Un couple de locataires en situation d’impayés avait été assigné en résiliation du bail en 2013. Les débiteurs avaient ensuite sollicité l’ouverture d’une procédure de surendettement, à la suite de quoi leur rétablissement personnel sans liquidation judiciaire avait été prononcé en 2015.
Ce rétablissement personnel entraîne l’effacement de toutes les dettes non professionnelles antérieures (à l’exception notamment des dettes d’aliments ou de celles payées par une caution ou on coobligé personne physique ; voir article L. 741-2 du Code de la consommation).
Malgré tout, la cour d’appel a confirmé la résiliation du bail et ordonné l’expulsion des locataires en 2016.
Les locataires critiquaient une telle décision alors que, selon eux, « l'effacement d'une dette locative à l'issue d'une procédure de traitement du surendettement fait obstacle au prononcé de la résiliation du bail pour défaut de paiement des loyers couverts par la mesure d'effacement ».
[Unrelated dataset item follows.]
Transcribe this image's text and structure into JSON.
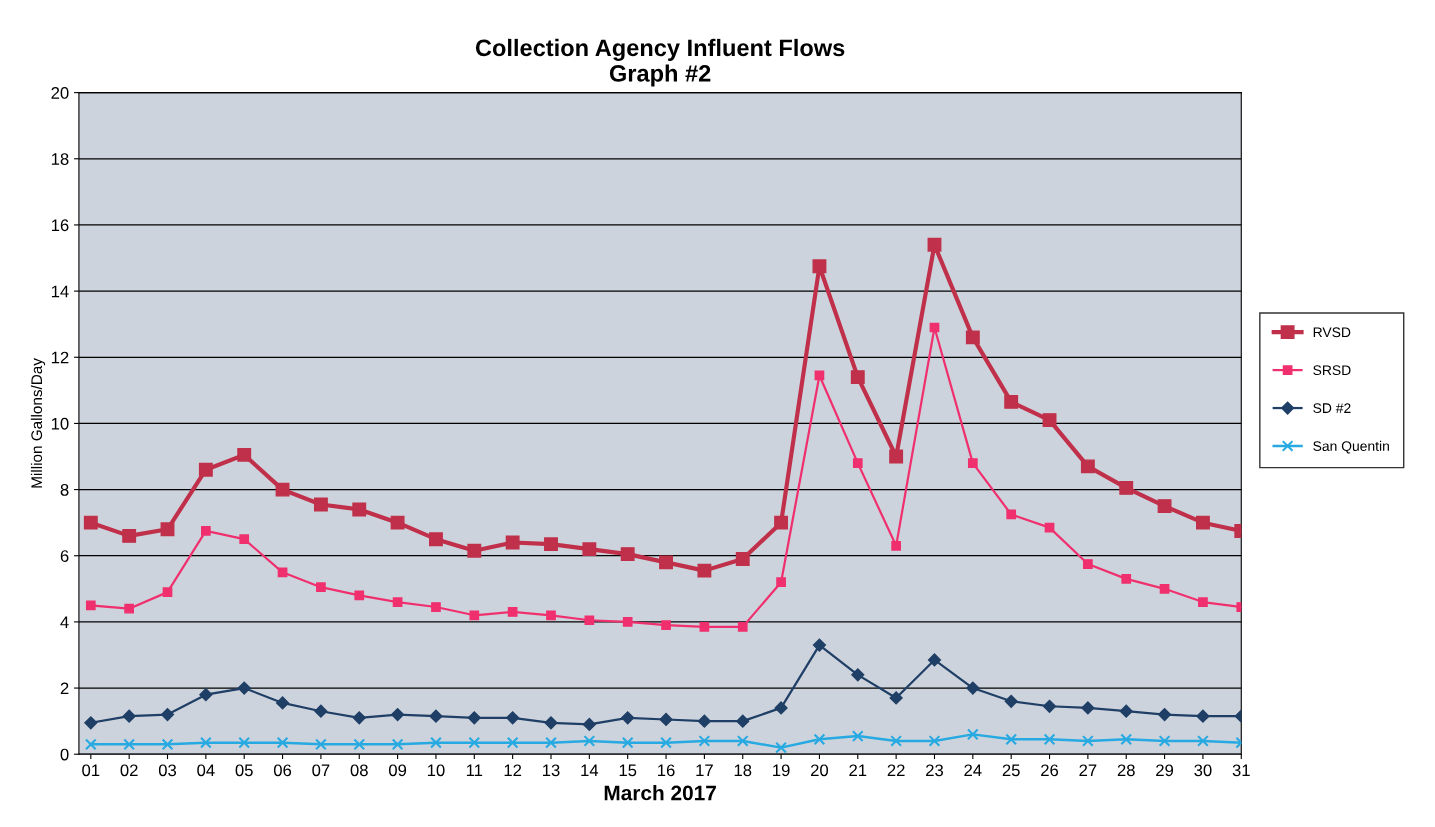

Cette décision, publiée au Bulletin de la Cour de cassation, est importante pour les propriétaires.
Elle n’est pas remise en cause par la loi ELAN du 23 novembre 2018.
On sait que cette loi a modifié la loi du 6 juillet 1989 (sur les baux d’habitation) et le Code de la consommation pour mieux coordonner les procédures de surendettement et d’expulsion. Il s’agit en particulier, lorsqu’une action en résiliation et une procédure de surendettement sont menées en parallèle, d’harmoniser les délais de paiement accordés au débiteur (voir notre circulaire UNPI du 22 mai 2019).
En matière de rétablissement personnel, il est désormais acté que si le rétablissement personnel est prononcé, « le juge suspend les effets de la clause de résiliation de plein droit pendant un délai de deux ans à partir de la date de la décision imposant les mesures d'effacement ou du jugement de clôture » (article 24, VIII de la loi n°89-462 du 6 juillet 1989). « Si le locataire s'est acquitté du paiement des loyers et des charges conformément au contrat de location pendant le délai de deux ans mentionné au premier alinéa du présent VIII, la clause de résiliation de plein droit est réputée ne pas avoir joué. Dans le cas contraire, elle reprend son plein effet ».
Il en ressort que, si le locataire paye correctement ses loyers en cours pendant deux ans (mais non sa dette, qui est effacée), une clause résolutoire ne peut plus jouer pour les loyers antérieurs.
Bien évidemment, s’il cesse de payer ses loyers en cours, une nouvelle action en constatation de l’acquisition de la clause résolutoire peut être initiée.
Mais surtout, la solution défendue par la Cour de cassation le 10 janvier dernier subsiste. Il ne faut pas en effet confondre l’action en constatation de la résiliation du bail et une action en résiliation judiciaire.
La première vise à contraindre le juge à « constater » la résolution du bail par le simple jeu de la clause de résiliation de plein droit contenue dans le bail (qui ne peut concerner que le non-paiement des loyers ou le défaut d’assurance habitation).
La seconde vise simplement à demander au juge de prononcer la résolution du bail en raison d’un manquement grave au contrat (quel qu’en soit la nature). En effet, « la résolution peut, en toute hypothèse, être demandée en justice » (article 1227 du Code civil ; voir ancien article 1184 du Code civil). Le juge dispose alors d’une large marge d’appréciation pour décider si le manquement invoqué est assez grave pour justifier la résiliation anticipée du bail.
Le cas échéant, votre avocat vous aidera à choiri la stratégie la mieux adaptée à la situation.